I have two feelings that I oscillate between when it comes to planning a week:
The first is partial to the statement above – I think I should plan less and live in the moment more. The second is the opposite: I know that, at least for me, feeling in control, and specifically in control of my time, makes me feel happier and more relaxed. When I plan, I feel like I’m choosing how I want to spend my time, proactively, rather than allowing the week to pass me by and happen to me.
I know there’s a happy medium in here somewhere, and after reading Four Thousand Weeks, I have some new mindsets and ideas I’m excited to put into action.
My favorite approach to planning in general comes from author Laura Vanderkam. In one of her books – Off the Clock: How to Feel Less Busy While Getting More Done – she writes about how she plans her weeks on Friday afternoons, a time when it’s hard to find the motivation to start a new work project, but a time she can almost always repurpose to thinking about what her future self should be doing.

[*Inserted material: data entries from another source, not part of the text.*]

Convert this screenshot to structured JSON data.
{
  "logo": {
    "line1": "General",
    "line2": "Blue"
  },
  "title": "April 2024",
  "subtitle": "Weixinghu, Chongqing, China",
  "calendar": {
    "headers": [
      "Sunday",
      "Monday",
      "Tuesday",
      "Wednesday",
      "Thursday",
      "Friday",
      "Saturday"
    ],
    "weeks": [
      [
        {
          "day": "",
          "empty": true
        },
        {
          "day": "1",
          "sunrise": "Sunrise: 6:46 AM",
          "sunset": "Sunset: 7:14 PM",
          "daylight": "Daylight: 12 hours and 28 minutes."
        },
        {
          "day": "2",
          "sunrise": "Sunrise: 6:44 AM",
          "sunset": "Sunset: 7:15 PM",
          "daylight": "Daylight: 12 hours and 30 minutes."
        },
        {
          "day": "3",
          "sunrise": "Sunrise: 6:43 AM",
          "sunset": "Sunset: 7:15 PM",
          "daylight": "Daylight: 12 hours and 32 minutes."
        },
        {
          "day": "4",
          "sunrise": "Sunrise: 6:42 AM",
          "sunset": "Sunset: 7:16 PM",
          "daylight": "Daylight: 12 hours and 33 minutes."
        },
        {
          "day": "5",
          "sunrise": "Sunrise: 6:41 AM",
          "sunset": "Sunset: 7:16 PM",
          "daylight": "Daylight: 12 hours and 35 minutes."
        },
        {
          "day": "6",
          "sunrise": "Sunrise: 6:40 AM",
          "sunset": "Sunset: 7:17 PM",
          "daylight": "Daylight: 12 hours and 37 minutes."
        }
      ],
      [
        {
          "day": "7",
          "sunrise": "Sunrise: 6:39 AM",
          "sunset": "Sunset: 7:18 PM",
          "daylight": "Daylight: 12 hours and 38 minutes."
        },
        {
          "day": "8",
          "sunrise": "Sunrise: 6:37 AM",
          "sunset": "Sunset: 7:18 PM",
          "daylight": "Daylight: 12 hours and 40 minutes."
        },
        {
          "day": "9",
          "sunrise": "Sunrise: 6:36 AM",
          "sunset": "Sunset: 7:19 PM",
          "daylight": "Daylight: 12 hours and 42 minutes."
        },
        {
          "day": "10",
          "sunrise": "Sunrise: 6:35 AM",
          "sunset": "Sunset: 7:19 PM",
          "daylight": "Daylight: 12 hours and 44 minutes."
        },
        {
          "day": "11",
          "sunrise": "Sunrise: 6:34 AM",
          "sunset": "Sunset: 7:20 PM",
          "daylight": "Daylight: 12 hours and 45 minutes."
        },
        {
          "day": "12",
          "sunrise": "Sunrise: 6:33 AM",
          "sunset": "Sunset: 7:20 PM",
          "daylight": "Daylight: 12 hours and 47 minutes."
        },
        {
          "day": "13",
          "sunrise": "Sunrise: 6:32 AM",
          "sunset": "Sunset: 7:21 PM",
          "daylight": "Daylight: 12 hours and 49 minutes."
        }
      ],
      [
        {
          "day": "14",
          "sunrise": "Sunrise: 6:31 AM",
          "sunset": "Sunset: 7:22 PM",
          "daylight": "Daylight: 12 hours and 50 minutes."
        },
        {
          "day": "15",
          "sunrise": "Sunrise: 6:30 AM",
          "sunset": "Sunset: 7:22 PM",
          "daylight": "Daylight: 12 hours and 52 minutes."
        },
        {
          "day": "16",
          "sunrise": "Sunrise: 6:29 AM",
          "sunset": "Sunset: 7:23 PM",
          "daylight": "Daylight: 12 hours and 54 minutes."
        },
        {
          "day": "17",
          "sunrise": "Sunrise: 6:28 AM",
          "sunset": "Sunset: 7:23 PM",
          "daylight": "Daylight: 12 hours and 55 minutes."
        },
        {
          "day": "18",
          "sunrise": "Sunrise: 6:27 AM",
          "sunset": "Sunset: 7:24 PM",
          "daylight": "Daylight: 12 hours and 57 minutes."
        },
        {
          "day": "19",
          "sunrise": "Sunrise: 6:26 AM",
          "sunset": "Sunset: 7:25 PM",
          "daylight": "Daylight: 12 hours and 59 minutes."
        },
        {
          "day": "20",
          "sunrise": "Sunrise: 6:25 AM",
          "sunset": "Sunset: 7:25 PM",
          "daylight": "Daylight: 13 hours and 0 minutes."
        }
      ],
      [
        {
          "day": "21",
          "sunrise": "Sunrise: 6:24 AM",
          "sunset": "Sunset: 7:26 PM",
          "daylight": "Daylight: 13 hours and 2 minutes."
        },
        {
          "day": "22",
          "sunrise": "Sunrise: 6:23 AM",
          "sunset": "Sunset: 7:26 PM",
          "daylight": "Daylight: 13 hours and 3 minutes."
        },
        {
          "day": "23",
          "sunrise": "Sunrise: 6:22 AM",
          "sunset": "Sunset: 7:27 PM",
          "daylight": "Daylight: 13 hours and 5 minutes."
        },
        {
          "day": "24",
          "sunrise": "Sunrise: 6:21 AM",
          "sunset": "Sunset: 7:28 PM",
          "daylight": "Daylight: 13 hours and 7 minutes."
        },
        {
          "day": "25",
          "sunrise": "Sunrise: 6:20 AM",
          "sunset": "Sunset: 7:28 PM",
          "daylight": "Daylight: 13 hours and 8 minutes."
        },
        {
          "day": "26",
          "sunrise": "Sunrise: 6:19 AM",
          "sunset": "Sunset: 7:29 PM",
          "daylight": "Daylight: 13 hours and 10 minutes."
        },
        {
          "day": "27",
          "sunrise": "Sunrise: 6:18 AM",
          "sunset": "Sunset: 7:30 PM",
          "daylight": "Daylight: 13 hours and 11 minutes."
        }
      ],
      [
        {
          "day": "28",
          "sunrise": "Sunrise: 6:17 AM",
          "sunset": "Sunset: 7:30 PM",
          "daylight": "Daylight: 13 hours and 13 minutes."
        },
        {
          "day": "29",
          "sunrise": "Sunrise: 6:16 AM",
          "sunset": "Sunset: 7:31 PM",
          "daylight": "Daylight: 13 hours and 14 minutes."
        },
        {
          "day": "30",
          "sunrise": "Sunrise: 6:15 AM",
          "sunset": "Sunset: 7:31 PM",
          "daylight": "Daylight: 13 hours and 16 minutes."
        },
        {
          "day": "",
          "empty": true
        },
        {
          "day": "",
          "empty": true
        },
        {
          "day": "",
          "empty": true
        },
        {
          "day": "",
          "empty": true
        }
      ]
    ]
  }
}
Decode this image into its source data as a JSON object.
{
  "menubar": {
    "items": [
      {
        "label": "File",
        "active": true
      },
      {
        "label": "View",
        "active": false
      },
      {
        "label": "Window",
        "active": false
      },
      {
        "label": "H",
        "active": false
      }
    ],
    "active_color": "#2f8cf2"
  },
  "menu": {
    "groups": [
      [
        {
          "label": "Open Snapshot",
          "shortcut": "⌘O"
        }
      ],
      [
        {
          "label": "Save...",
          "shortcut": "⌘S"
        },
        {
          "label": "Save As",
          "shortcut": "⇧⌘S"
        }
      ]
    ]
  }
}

On these Friday afternoons, she takes a few minutes to reference her calendar and think about what’s happening next week. Then, she makes a three-category priority list of things she would most like to accomplish over the next week in the areas of career, relationships, and self.
It’s nothing too intense – the categories might contain 2-3 things each – but what I think makes this approach really special is the “self” category.
It wasn’t too long after reading this that I was trying to make my own priority list for the week. I quickly filled out the career section based on what I knew I needed to do for work and jotted down a birthday dinner and friend I wanted to call in the relationship section. But then I came up blank for anything constituting “self.”
It wasn’t like it was a bad or unreasonably busy season – it was going to be a normal, run-of-the-mill week. But because of this practice, I identified that there weren’t any inherent “just for me” things planned.
So, I added some to the list. I picked up flowers while grocery shopping. I made time to read one morning and run another before work. I got a pedicure over the weekend.
To me, that right there is the magic of planning: a week that would’ve been just fine/average was transformed by taking time to think about how I wanted to spend time. I went from getting through the week to enjoying the week.
It doesn’t mean every day was perfect or unfolded as anticipated, but despite the week’s curveballs and stressors, I remembered those little moments I did for myself and the progress made on other priorities. Thinking back on the week as a whole, I felt satisfied, and even a little balanced, striking it right between my two planning extremes… which is always the goal.
So, what do you think? Would you give this three-category priority list a try?
And more importantly, what will do – just for yourself – this week?